Kifid-oordeel na 6 jaar: adviseur aansprakelijk voor missen garantie levenpolis

Kifid-oordeel na 6 jaar: adviseur aansprakelijk voor missen garantie levenpolis

Kifid heeft uitspraak gedaan in een klacht die al zes jaar geleden tegen Aon-voorganger UMG was ingediend over het advies over een beleggingspolis. De adviseur heeft de klant niet voorgelicht over het vervallen van een garantie; Aon moet daarom het verschil tussen uitkering en garantie ophoesten, oordeelt de geschillencommissie.

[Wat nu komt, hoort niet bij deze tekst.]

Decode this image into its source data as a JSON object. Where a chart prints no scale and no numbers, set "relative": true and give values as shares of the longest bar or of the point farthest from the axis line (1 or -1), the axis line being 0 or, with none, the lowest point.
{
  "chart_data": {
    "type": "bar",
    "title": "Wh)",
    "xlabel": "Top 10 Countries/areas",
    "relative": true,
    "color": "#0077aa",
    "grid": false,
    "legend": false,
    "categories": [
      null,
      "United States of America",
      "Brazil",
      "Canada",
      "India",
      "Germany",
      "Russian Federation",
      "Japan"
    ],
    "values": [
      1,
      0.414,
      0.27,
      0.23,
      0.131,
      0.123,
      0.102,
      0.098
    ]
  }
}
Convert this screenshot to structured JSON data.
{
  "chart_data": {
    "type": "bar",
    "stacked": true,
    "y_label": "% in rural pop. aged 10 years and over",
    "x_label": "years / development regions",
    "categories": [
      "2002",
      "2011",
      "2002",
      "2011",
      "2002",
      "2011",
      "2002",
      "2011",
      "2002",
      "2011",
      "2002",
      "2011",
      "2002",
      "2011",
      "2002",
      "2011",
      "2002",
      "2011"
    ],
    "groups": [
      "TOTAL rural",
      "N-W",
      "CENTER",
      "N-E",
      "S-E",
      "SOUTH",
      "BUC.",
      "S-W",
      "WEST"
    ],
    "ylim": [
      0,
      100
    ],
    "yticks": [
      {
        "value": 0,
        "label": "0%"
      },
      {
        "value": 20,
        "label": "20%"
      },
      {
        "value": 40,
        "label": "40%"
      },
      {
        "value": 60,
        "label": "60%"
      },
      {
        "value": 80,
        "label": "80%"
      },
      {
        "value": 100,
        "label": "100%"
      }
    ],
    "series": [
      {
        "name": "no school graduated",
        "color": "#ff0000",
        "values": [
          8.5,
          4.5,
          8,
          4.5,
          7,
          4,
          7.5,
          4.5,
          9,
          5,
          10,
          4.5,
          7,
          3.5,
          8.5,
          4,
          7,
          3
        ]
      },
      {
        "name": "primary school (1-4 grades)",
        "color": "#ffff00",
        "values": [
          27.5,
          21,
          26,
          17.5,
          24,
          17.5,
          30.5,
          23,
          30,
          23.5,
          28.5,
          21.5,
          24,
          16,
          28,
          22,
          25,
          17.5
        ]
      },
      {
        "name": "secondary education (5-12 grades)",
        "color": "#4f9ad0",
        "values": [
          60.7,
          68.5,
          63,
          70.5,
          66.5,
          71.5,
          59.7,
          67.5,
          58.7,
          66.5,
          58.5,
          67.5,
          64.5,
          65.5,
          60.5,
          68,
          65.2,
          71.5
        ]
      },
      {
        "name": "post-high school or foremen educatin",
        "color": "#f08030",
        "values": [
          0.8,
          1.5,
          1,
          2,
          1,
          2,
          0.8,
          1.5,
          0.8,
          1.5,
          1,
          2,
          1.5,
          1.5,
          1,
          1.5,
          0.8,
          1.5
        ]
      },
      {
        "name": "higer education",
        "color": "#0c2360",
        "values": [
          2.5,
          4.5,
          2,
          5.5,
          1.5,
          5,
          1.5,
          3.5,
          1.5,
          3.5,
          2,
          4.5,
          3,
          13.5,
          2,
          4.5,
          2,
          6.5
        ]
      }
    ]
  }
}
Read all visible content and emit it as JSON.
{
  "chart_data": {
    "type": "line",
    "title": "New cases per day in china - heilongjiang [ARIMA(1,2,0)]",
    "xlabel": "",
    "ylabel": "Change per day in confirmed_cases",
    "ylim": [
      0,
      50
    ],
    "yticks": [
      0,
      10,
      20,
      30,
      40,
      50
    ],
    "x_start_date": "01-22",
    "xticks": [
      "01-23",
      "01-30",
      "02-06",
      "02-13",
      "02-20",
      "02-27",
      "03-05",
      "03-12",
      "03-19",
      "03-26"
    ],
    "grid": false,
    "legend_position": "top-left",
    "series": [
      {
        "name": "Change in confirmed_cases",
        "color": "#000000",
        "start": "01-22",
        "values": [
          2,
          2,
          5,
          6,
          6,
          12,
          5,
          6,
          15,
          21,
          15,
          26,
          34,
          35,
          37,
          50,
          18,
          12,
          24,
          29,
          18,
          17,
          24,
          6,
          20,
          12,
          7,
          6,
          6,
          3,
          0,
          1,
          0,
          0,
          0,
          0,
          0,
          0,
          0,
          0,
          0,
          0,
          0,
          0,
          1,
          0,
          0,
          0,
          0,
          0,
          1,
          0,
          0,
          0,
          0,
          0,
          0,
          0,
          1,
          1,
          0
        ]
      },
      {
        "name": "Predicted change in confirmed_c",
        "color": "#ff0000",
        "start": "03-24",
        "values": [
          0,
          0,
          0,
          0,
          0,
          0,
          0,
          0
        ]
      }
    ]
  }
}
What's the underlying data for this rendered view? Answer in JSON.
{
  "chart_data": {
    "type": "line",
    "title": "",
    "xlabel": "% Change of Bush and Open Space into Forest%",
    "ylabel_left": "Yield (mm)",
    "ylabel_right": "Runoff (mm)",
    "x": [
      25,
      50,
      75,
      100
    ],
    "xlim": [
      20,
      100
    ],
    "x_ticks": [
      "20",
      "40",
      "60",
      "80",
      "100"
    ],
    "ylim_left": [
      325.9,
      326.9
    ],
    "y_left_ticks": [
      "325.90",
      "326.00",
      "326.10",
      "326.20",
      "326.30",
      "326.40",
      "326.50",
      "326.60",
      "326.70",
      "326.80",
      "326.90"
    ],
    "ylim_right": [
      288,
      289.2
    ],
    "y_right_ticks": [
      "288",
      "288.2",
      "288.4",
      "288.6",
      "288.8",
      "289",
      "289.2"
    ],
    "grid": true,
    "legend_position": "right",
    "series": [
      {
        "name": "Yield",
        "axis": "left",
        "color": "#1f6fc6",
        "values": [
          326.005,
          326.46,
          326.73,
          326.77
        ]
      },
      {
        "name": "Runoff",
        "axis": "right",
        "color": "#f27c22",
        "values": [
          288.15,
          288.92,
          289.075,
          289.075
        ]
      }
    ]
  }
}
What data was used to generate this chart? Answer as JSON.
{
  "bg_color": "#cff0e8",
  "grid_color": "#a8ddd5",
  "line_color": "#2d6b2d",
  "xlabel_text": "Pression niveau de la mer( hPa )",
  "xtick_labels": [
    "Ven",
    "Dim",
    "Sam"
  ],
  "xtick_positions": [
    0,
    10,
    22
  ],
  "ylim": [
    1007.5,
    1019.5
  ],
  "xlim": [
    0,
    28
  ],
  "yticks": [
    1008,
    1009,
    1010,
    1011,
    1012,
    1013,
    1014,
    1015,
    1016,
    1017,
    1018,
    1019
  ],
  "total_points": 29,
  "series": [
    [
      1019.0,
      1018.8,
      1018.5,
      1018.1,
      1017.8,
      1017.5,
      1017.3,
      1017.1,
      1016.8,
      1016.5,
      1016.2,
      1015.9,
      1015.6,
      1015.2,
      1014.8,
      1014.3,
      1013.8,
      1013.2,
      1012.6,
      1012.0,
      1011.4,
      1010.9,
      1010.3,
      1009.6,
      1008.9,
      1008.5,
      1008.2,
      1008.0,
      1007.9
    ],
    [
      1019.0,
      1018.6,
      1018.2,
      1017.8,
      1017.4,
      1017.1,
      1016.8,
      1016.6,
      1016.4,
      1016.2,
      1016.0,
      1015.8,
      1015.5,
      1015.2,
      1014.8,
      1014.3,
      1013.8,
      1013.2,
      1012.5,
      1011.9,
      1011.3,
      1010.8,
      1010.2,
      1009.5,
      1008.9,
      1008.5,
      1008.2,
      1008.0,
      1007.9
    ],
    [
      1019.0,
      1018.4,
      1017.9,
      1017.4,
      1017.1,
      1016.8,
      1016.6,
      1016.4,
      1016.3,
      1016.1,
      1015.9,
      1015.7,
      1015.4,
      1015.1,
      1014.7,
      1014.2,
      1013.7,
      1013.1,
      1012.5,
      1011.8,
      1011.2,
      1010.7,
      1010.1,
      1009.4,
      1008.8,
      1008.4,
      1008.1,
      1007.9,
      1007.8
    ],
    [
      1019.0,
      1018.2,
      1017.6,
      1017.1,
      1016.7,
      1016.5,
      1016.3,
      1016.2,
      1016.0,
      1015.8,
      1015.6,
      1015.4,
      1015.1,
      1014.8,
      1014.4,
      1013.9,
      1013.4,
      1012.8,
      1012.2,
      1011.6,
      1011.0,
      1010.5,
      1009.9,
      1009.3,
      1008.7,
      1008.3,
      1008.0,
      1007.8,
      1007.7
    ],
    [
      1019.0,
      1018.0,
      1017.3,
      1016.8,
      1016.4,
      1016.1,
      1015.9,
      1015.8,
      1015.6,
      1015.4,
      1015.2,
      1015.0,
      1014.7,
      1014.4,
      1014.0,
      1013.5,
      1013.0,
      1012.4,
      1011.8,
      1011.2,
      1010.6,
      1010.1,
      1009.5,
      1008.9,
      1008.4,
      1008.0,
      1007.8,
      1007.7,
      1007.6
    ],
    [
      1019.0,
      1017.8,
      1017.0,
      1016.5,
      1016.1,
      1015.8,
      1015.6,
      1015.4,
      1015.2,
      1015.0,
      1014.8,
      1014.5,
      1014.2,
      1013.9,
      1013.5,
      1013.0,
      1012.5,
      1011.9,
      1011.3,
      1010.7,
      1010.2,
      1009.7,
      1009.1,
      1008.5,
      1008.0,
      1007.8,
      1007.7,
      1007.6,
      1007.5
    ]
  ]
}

De klant sluit in 1986 bij een rechtsvoorganger van UMG een traditionele levensverzekering: het Hypotheek Rendement Plan van Zwolsche Algemeene. Die garandeert op einddatum uitkering van 120.000 gulden. In 1998 wordt de polis omgezet naar een Dynamisch Investeringsplan. De adviseur heeft de klant voorafgaand aan de omzetting onder meer gemeld: 'Helaas gebeurt het dat verzekeringen niet dat rendement behalen conform de afgegeven prognoses. Hieraan is niets te doen. Bekend is, dat het DIN-plan van de Zwolsche Algemeene mee kan doen in de concurrentie met andere grote verzekeraars.'

Argument om bij dezelfde aanbieder te blijven, is dat de kosten dan lager zijn. 'Als u kiest voor het Holland Obligatie Fonds, of het Holland Groen rentefonds, wordt bovendien ook een garantie afgegeven.' De klant kiest andere fondsen.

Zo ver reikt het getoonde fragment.